Education

Although increase is 2.53%, Mattituck school board hears calls for deeper cuts

Cutchogue resident MaryAnn Fleischman is mad as hell about rising school taxes, and she’s betting she’s not alone.

Although the Mattituck-Cutchogue School District is proposing its smallest tax increase in 37 years, 2.53 percent, Ms. Fleischman and other community members don’t think those cuts are deep enough.

“People in this community are hurting with the taxes. They can’t afford the increases,” she told the school board during a March 24 budget hearing. “It really comes down to salaries for teachers. People in the community haven’t had raises in two, three or four years.”

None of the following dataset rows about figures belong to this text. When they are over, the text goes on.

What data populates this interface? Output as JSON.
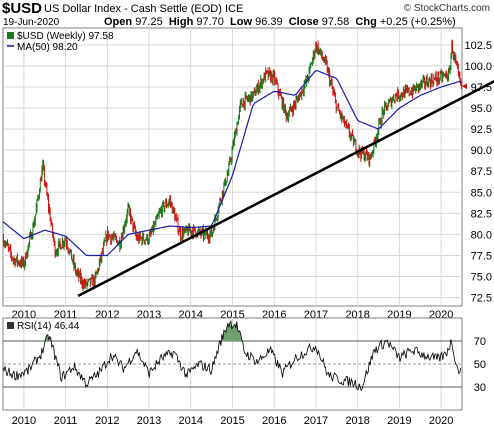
{
  "header": {
    "symbol": "$USD",
    "name": "US Dollar Index - Cash Settle (EOD)",
    "exchange": "ICE",
    "copyright": "© StockCharts.com",
    "date": "19-Jun-2020",
    "open_label": "Open",
    "open": "97.25",
    "high_label": "High",
    "high": "97.70",
    "low_label": "Low",
    "low": "96.39",
    "close_label": "Close",
    "close": "97.58",
    "chg_label": "Chg",
    "chg": "+0.25 (+0.25%)"
  },
  "legend": {
    "price": "$USD (Weekly) 97.58",
    "ma": "MA(50) 98.20",
    "rsi": "RSI(14) 46.44"
  },
  "colors": {
    "up": "#1a7a1a",
    "down": "#d01010",
    "ma": "#1a1aa8",
    "trendline": "#000000",
    "rsi_line": "#000000",
    "rsi_fill": "#6fa06f",
    "grid": "#d8d8d8"
  },
  "chart_data": [
    {
      "type": "line",
      "title": "$USD US Dollar Index - Cash Settle (EOD)",
      "xlabel": "",
      "ylabel": "",
      "ylim": [
        71.5,
        104.5
      ],
      "grid": true,
      "legend_position": "top-left",
      "x_ticks": [
        "2010",
        "2011",
        "2012",
        "2013",
        "2014",
        "2015",
        "2016",
        "2017",
        "2018",
        "2019",
        "2020"
      ],
      "y_ticks": [
        72.5,
        75.0,
        77.5,
        80.0,
        82.5,
        85.0,
        87.5,
        90.0,
        92.5,
        95.0,
        97.5,
        100.0,
        102.5
      ],
      "series": [
        {
          "name": "$USD (Weekly)",
          "x": [
            2009.5,
            2009.75,
            2010.0,
            2010.25,
            2010.45,
            2010.75,
            2011.0,
            2011.25,
            2011.45,
            2011.7,
            2012.0,
            2012.3,
            2012.5,
            2012.7,
            2013.0,
            2013.3,
            2013.5,
            2013.75,
            2014.0,
            2014.3,
            2014.5,
            2014.7,
            2014.9,
            2015.2,
            2015.5,
            2015.8,
            2016.0,
            2016.3,
            2016.5,
            2016.8,
            2017.0,
            2017.25,
            2017.5,
            2017.75,
            2018.0,
            2018.3,
            2018.6,
            2018.9,
            2019.3,
            2019.6,
            2019.9,
            2020.2,
            2020.25,
            2020.4,
            2020.47
          ],
          "values": [
            79.5,
            77.0,
            76.5,
            81.5,
            88.0,
            78.0,
            79.5,
            75.5,
            74.0,
            74.5,
            80.0,
            79.0,
            83.0,
            79.5,
            79.5,
            83.0,
            84.0,
            80.0,
            80.5,
            80.0,
            80.0,
            84.0,
            87.5,
            95.5,
            96.5,
            99.0,
            98.5,
            94.0,
            95.5,
            98.5,
            102.5,
            100.0,
            95.0,
            92.5,
            90.0,
            89.0,
            94.5,
            96.5,
            97.0,
            98.0,
            98.5,
            99.0,
            102.5,
            99.0,
            97.58
          ]
        },
        {
          "name": "MA(50)",
          "x": [
            2009.5,
            2010.0,
            2010.5,
            2011.0,
            2011.5,
            2012.0,
            2012.5,
            2013.0,
            2013.5,
            2014.0,
            2014.5,
            2015.0,
            2015.5,
            2016.0,
            2016.5,
            2017.0,
            2017.5,
            2018.0,
            2018.5,
            2019.0,
            2019.5,
            2020.0,
            2020.47
          ],
          "values": [
            81.5,
            79.5,
            80.5,
            79.8,
            77.5,
            77.5,
            80.0,
            80.5,
            81.0,
            80.8,
            81.0,
            87.0,
            95.5,
            97.0,
            96.5,
            99.5,
            98.5,
            93.5,
            92.5,
            95.0,
            96.5,
            97.5,
            98.2
          ]
        },
        {
          "name": "Trendline",
          "x": [
            2011.3,
            2020.5
          ],
          "values": [
            72.7,
            96.2
          ]
        }
      ]
    },
    {
      "type": "line",
      "title": "RSI(14) 46.44",
      "xlabel": "",
      "ylabel": "",
      "ylim": [
        10,
        90
      ],
      "grid": true,
      "legend_position": "top-left",
      "x_ticks": [
        "2010",
        "2011",
        "2012",
        "2013",
        "2014",
        "2015",
        "2016",
        "2017",
        "2018",
        "2019",
        "2020"
      ],
      "y_ticks": [
        30,
        50,
        70
      ],
      "reference_lines": [
        30,
        50,
        70
      ],
      "series": [
        {
          "name": "RSI(14)",
          "x": [
            2009.5,
            2009.8,
            2010.1,
            2010.4,
            2010.6,
            2010.9,
            2011.2,
            2011.5,
            2011.8,
            2012.1,
            2012.4,
            2012.7,
            2013.0,
            2013.3,
            2013.6,
            2013.9,
            2014.2,
            2014.5,
            2014.7,
            2014.9,
            2015.1,
            2015.3,
            2015.6,
            2015.9,
            2016.2,
            2016.5,
            2016.8,
            2017.0,
            2017.3,
            2017.6,
            2017.9,
            2018.1,
            2018.4,
            2018.7,
            2019.0,
            2019.3,
            2019.6,
            2019.9,
            2020.1,
            2020.25,
            2020.4,
            2020.47
          ],
          "values": [
            45,
            40,
            44,
            58,
            75,
            38,
            48,
            33,
            42,
            58,
            46,
            62,
            42,
            55,
            60,
            40,
            50,
            45,
            68,
            86,
            84,
            60,
            52,
            62,
            42,
            55,
            62,
            66,
            40,
            36,
            34,
            30,
            62,
            70,
            55,
            62,
            58,
            54,
            58,
            70,
            44,
            46.44
          ]
        }
      ]
    }
  ]
}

The $37.5 million spending plan would add $126 to the average property tax bill, school officials said. It would also eliminate 13 full- and part-time positions.

Ms. Fleischman is forming a group called “Working Poor Taxpayers” to fight the budget increase. She added that 40 teachers in the district earn more than $110,000 as a base salary, with guaranteed pay increases until the next teacher contract is negotiated in 2014.

Marie Domenici of Mattituck shared Ms. Fleischman’s concern. “I want to live in my house until I die,” she said during the hearing, adding that rising taxes are making that unlikely.

“The way things are going I should be dead in three weeks,” she quipped.

Ms. Domenici requested that to cut costs, the school should no longer purchase student athletic uniforms and charge parents for driver education.

School board did not support the uniforms charge and added that the driver education program’s $37,000 costs is already covered by student fees.

The district’s next budget hearing will be held Tuesday, April 5, at 7:30 p.m. at the Mattituck High School library.
On another issue, school officials say there’s no truth to the rumor that the district plans to eliminate the varsity girls’ lacrosse team because only 33 students plan to play this spring.

School athletic director Greggory Wormuth said Monday that the district plans to retain the varsity team despite the low sign-up numbers.

“Lacrosse is a sport that takes a lot of kids for each game,” he said. “But we’re looking to build the program.”

Interest in lacrosse has been steadily increasing in Mattituck over the past decade, but last year was the first year the district fielded a varsity girls’ lacrosse team.

Ideally, the school would like to have at least 20 players on each of the junior varsity and varsity teams.